Friday, November 19, 2010

Geeks, Gender Roles, and Bullying

I'm continuing the chain here--I read this story about a girl in first grade being bullied for having a Star Wars water bottle and just had to pass it along. The kids tease her for liking Star Wars, because that is apparently "just for boys." My heart goes out to Katie, and I can't help but remember the times when I was teased for liking something "different."

Like in fourth grade, when every other girl in my class decided that boys had cooties. My two best friends at the time were boys, and we'd gather at my house to play with Hot Wheels. I always wanted the "boy" toys from Happy Meals, too. The Barbie figurines were useless. The Hot Wheels were cool. Oh, and the pink Lego sets? I can't stand them. It implies that those are the only Lego sets that girls are supposed to like. Please.

Then fifth grade came. I bonded with the new kid (who also happened to be a boy) over this fantastic book the teacher read to our class. Everyone else thought we were strange because we wanted to go to Hogwarts...and then Harry Potter became a worldwide phenomenon. By the way, the reason Joanne Rowling writes under the name "J.K."? The publishers thought boys wouldn't want to read a book written by a woman.
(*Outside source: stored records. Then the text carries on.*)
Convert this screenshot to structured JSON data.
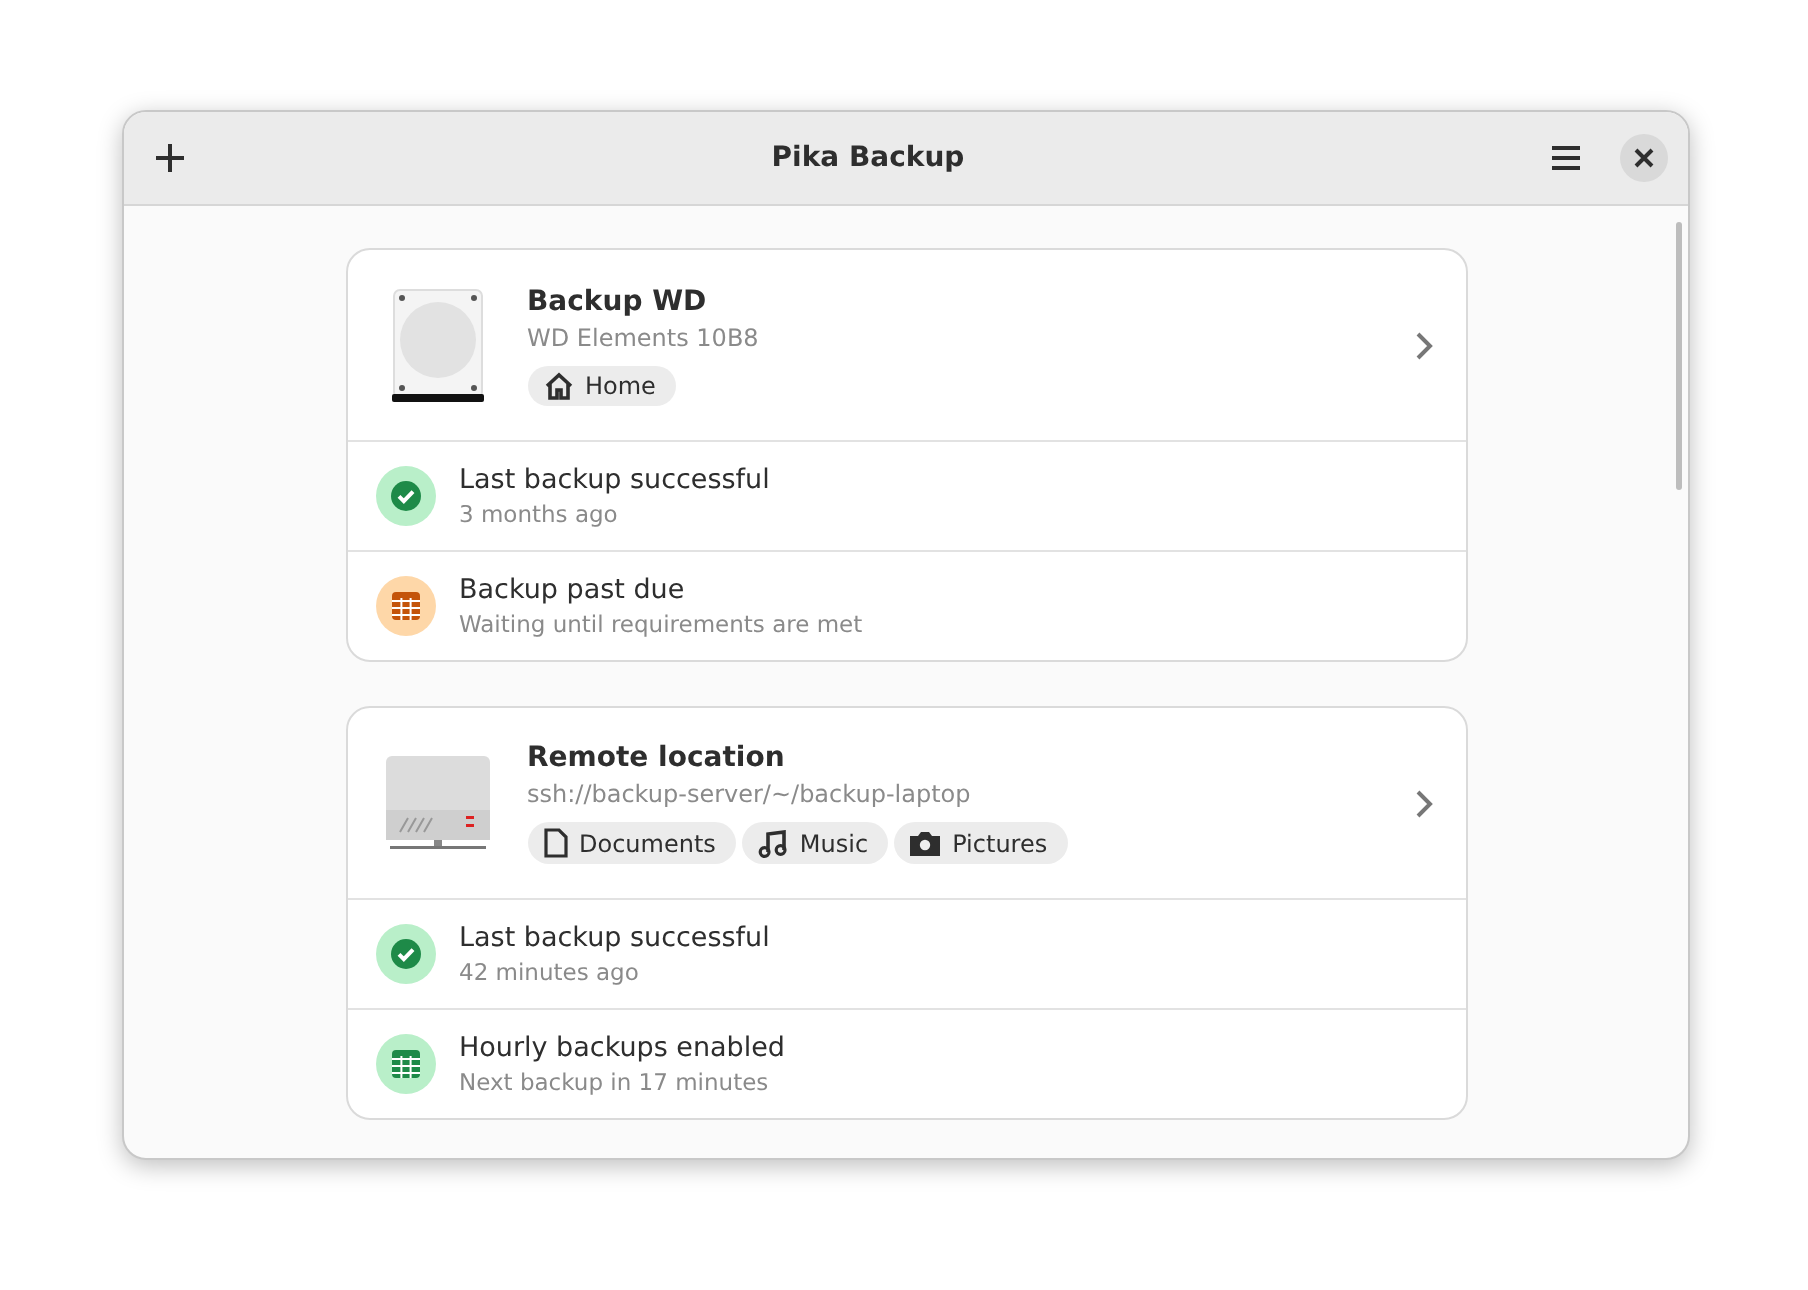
{
  "window": {
    "title": "Pika Backup"
  },
  "backups": [
    {
      "kind": "disk",
      "title": "Backup WD",
      "subtitle": "WD Elements 10B8",
      "includes": [
        {
          "kind": "home",
          "label": "Home"
        }
      ],
      "status": [
        {
          "kind": "success",
          "title": "Last backup successful",
          "subtitle": "3 months ago"
        },
        {
          "kind": "overdue",
          "title": "Backup past due",
          "subtitle": "Waiting until requirements are met"
        }
      ]
    },
    {
      "kind": "remote",
      "title": "Remote location",
      "subtitle": "ssh://backup-server/~/backup-laptop",
      "includes": [
        {
          "kind": "documents",
          "label": "Documents"
        },
        {
          "kind": "music",
          "label": "Music"
        },
        {
          "kind": "pictures",
          "label": "Pictures"
        }
      ],
      "status": [
        {
          "kind": "success",
          "title": "Last backup successful",
          "subtitle": "42 minutes ago"
        },
        {
          "kind": "scheduled",
          "title": "Hourly backups enabled",
          "subtitle": "Next backup in 17 minutes"
        }
      ]
    }
  ]
}
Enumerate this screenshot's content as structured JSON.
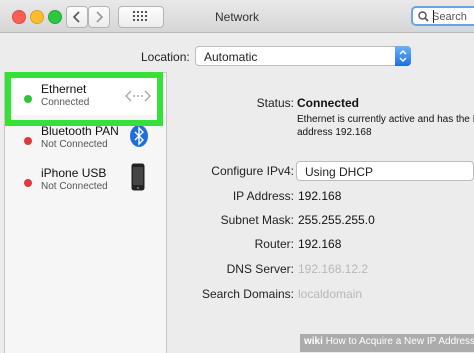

No joke.

As I got older, I discovered that as I went to larger schools I was more likely to find boys and girls who shared my interests. Oh, and first grade is a bit young to think about this, but women who like Star Wars are very popular among men who like Star Wars. I met my loving, wonderful, Palpatine-robe-wearing boyfriend Jason through a dating website designed specifically for geeks. He collects Star Wars lightsabers and we've had several lightsaber battles after dark in the park. Words cannot describe how cool that was. We trade Star Wars jokes back and forth, and we're planning on writing a crossover fanfiction where the Doctor (from Doctor Who, natch) ends up on the Death Star. My point is that geeks are cool, and anyone who says differently is either just jealous or feeling insecure.

Who decides what boys and girls are "supposed" to like? Where does this idea come from, that boys are blue and girls are pink? And how can we change it? I was reading some of the other comments that had been left for Katie (and there are quite a few now!) and most of them contained the same advice I'd been given: ignore them, and one day it won't matter. Looking back at it, I remember not believing it...but now, of course, I see they were right. Is there any advice that works *now* and not ten, fifteen, twenty years down the road? At least now Katie knows that she is not alone...and the Force is definitely with her.